Вечерами передовщик бил в клепало [28] , висевшее у часовни. На верфи затихал перестук топоров. Умывшись, работные собирались у ватажного костра. Из котлов шел дух каш и мяса, хлеба и кваса. Приварки раскладывали парящую еду по чуничным котлам. Кто-нибудь из иноков по знаку пайщиков читал молитву Господню.
28
Кусок дерева или камень, используемые вместо колокола.
Получив благословение, работные садились по чину и братски переламывали хлеб. Ели неспешно и благостно, по пятеро-шестеро, черпая ложками из котлов и отщипывая хлеб от караваев. Утолив голод обильной едой и питьем, ждали, когда доедят другие. Торопливость за соборным столом осуждалась. Поднявшись разом и помолясь, сытый народ расходился по землянкам и избам для отдыха, молитв и веселья. Многие из работных, ополоснув ложки и котлы, устраивались возле ватажного костра, поджидая, когда отдохнет и наберется сил старик-сказитель.
С рассветом все начиналось заново. Работали купцы-пайщики, промышленные складники и покрученники, работные, стрельцы и ссыльные монахи. Кашеварил сам передовщик, не доверяя другим или имея такое призвание. Он властно, со знанием дела приказывал, что в какой котел класть, и снимал пробу. Баюн, пленный Ермес и две меркушинские старухи были у него в приварках.
Ермес то и дело тыкал себя пальцем в грудь и лопотал, что он учился в поварской школе в Стокгольме, служил кулинаром у полковника Гносевского. Все, что ни готовил Бажен, казалось ему пресным. Ермес доваривал и досаливал свой котел, из которого ели еще и литвины с бритыми лицами, но каждый из своей чашки. Окаянный пробовал угощать из своего котла русских работных и убедился: что для европейца изысканно, для русича – отвратно.

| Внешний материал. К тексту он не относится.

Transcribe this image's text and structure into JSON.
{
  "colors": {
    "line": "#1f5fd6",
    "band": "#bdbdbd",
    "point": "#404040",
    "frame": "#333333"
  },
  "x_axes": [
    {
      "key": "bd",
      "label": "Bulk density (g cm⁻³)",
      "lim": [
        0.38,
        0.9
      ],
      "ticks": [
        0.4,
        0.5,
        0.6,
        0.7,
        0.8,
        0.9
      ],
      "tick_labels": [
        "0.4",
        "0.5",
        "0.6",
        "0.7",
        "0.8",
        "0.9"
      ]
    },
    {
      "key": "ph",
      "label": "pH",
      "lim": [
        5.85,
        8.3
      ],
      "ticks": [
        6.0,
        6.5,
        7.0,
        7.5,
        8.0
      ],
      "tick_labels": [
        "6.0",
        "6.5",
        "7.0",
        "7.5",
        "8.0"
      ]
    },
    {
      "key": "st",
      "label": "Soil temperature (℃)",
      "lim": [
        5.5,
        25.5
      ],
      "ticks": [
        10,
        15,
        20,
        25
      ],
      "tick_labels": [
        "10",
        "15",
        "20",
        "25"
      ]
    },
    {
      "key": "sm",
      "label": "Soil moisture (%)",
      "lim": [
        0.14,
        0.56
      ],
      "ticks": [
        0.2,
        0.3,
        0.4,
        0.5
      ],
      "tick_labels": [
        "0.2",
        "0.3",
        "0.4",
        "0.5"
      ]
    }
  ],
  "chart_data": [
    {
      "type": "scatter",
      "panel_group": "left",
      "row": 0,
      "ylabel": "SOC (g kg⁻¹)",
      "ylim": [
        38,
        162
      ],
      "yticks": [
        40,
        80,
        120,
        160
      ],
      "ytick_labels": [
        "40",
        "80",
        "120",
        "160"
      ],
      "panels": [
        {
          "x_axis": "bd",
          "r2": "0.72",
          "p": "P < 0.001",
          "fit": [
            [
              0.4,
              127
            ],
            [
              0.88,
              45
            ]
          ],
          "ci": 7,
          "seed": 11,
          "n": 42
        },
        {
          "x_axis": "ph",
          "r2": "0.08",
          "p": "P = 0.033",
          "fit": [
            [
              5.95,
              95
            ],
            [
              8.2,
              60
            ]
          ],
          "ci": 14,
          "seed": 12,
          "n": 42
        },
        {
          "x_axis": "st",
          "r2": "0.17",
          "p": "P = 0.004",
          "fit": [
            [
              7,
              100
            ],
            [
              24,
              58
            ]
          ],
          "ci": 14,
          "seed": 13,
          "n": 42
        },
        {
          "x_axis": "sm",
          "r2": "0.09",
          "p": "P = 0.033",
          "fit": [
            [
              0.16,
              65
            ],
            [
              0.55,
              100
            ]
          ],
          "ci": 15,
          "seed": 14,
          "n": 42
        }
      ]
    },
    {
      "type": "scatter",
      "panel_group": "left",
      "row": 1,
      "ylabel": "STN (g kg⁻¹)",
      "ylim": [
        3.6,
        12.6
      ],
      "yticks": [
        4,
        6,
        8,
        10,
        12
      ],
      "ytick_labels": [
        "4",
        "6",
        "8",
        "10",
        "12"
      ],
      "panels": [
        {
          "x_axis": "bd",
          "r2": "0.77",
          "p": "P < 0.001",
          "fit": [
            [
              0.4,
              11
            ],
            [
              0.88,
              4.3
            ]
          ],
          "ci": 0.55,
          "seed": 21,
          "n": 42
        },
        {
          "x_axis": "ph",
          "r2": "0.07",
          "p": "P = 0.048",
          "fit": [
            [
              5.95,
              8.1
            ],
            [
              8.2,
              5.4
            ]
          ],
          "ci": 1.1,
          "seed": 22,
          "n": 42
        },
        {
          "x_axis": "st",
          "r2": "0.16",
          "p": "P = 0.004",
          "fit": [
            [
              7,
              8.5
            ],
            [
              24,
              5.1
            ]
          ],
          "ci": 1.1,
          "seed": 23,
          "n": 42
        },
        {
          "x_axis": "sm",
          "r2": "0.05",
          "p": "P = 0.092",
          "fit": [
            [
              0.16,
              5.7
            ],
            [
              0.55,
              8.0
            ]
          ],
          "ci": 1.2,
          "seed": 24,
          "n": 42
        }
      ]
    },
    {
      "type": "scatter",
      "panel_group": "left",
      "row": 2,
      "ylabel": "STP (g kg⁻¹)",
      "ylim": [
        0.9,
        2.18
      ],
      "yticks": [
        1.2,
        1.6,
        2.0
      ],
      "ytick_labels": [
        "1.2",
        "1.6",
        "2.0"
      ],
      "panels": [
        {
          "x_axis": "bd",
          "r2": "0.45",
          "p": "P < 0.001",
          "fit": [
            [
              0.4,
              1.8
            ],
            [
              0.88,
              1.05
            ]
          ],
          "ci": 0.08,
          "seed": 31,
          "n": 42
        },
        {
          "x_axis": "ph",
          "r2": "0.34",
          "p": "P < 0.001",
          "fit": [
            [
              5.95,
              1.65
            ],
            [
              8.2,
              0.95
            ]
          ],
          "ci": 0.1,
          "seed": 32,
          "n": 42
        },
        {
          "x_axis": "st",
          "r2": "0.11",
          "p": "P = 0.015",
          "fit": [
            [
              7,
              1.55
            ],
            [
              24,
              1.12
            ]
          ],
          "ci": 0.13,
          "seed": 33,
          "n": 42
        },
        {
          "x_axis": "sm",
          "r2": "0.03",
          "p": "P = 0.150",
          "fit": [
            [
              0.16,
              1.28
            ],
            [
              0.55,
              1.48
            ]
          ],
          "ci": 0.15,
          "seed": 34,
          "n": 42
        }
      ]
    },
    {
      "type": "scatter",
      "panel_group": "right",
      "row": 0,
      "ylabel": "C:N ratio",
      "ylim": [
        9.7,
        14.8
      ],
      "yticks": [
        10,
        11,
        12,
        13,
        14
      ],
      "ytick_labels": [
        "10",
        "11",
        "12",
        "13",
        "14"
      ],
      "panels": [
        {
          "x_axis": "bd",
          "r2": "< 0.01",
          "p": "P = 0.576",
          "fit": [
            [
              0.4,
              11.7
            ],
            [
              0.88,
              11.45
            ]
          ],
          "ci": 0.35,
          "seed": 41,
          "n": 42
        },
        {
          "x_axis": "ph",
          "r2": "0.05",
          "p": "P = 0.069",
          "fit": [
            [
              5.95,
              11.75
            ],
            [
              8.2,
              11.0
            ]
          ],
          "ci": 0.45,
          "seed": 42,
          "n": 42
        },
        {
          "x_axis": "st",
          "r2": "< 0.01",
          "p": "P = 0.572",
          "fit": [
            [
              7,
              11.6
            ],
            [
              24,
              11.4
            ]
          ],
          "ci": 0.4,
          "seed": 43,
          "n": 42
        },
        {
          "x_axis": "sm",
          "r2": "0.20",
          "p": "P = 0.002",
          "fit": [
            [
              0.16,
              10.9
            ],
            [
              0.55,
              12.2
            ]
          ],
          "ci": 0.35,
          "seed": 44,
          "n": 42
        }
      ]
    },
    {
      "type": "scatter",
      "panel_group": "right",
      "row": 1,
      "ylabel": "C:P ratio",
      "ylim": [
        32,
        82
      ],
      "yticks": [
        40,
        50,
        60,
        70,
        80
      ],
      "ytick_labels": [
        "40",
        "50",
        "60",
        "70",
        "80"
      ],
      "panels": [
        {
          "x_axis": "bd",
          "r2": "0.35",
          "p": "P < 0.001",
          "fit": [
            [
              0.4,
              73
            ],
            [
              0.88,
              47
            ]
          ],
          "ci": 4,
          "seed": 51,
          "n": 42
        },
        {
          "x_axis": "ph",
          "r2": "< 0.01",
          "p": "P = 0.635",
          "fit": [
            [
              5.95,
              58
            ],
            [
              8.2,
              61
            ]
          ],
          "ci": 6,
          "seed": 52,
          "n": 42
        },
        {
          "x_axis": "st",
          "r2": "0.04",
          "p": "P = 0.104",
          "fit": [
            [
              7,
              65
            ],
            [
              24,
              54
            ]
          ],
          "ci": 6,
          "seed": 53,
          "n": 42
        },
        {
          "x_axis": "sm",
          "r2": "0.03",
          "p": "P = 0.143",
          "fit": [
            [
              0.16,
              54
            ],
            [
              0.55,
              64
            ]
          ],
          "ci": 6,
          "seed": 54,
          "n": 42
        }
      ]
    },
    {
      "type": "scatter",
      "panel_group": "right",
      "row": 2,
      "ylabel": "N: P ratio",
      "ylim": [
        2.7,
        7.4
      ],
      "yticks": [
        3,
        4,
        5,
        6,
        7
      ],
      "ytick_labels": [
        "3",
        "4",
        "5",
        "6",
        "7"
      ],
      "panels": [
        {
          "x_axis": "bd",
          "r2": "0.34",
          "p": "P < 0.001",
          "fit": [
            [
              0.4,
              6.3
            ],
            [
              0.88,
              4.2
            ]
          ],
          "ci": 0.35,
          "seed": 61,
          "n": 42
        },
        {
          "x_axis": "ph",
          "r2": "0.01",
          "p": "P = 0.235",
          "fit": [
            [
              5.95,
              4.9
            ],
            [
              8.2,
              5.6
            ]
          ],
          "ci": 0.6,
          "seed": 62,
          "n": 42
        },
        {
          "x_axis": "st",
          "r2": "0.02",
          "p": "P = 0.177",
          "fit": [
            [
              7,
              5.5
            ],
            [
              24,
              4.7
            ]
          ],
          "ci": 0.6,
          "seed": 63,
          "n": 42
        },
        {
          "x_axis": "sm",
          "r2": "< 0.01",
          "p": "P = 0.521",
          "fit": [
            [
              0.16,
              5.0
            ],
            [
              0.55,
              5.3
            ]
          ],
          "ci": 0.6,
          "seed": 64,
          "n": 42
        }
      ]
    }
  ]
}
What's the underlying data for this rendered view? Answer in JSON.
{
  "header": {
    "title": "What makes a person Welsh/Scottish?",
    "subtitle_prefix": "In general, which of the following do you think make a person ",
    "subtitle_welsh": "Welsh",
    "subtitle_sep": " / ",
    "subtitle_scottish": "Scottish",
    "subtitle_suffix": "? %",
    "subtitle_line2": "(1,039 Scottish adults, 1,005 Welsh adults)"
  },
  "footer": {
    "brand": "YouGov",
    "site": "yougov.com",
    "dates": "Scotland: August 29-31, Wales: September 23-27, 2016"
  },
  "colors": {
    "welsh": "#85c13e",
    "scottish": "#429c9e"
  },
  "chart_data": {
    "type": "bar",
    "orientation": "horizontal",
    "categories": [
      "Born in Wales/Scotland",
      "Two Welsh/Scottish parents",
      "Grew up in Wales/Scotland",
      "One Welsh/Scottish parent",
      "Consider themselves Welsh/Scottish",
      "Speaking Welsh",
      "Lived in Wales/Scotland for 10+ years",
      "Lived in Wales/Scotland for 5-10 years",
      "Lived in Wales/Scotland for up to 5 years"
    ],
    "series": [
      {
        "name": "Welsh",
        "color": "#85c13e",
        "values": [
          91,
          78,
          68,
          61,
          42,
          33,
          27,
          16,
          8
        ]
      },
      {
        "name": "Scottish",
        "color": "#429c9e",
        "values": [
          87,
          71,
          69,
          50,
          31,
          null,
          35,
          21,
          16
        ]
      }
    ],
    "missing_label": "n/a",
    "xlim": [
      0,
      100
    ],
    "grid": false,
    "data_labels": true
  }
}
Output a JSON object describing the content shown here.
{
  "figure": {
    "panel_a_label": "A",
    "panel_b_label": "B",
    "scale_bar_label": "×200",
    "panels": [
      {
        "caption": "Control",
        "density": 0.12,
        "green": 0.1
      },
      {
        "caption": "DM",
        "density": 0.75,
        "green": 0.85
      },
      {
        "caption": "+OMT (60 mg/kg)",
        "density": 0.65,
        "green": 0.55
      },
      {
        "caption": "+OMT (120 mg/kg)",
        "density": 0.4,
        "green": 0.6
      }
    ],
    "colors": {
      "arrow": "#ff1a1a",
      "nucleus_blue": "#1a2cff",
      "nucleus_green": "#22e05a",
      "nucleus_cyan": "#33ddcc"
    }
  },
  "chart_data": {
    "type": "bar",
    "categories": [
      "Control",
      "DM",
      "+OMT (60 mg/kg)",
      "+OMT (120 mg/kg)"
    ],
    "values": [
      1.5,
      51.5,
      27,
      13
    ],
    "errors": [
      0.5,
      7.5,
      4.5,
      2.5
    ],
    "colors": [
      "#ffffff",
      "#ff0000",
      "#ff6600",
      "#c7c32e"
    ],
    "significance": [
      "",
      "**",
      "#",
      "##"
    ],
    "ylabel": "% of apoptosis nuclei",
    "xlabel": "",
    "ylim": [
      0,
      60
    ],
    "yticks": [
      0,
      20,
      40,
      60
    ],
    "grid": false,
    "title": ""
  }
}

Паписту не верили, строго следили, чтобы при варке над котлом не наклонялся, слов непонятных не шептал и сам бы в варево ничего не клал, не подсыпал. Старец, бывало, всхрапывал возле очага, но стоило Ермесу приблизиться – тут же открывал выцветшие глаза.
Пантелей носился по верфи, поспевая сразу в нескольких местах. Кривонос, Рябой и Третьяк называли его Пендой, обозные да работные верфи величали Демидычем. Пермяки звали Пентерей [29] . И так радел он за строившиеся кочи, что не всегда приходил ночевать к казакам.
29
Лезущий не на свое место (перм.).
Кривонос с Рябым были в большом почете у приказчика. Тот приставил к ним молодых учеников из города. Третьяк на всяких работах старался держаться поближе к монахам, услужить им и послушать их, часто уходил с ними на всенощные молитвы. Угрюмка и работал, и спал рядом с братом. Но, оставшись с ним вдвоем, скучал. Ивашка или наставлял его на ум, или пускался в рассуждения о правде жизни, наслушавшись монашеских разговоров.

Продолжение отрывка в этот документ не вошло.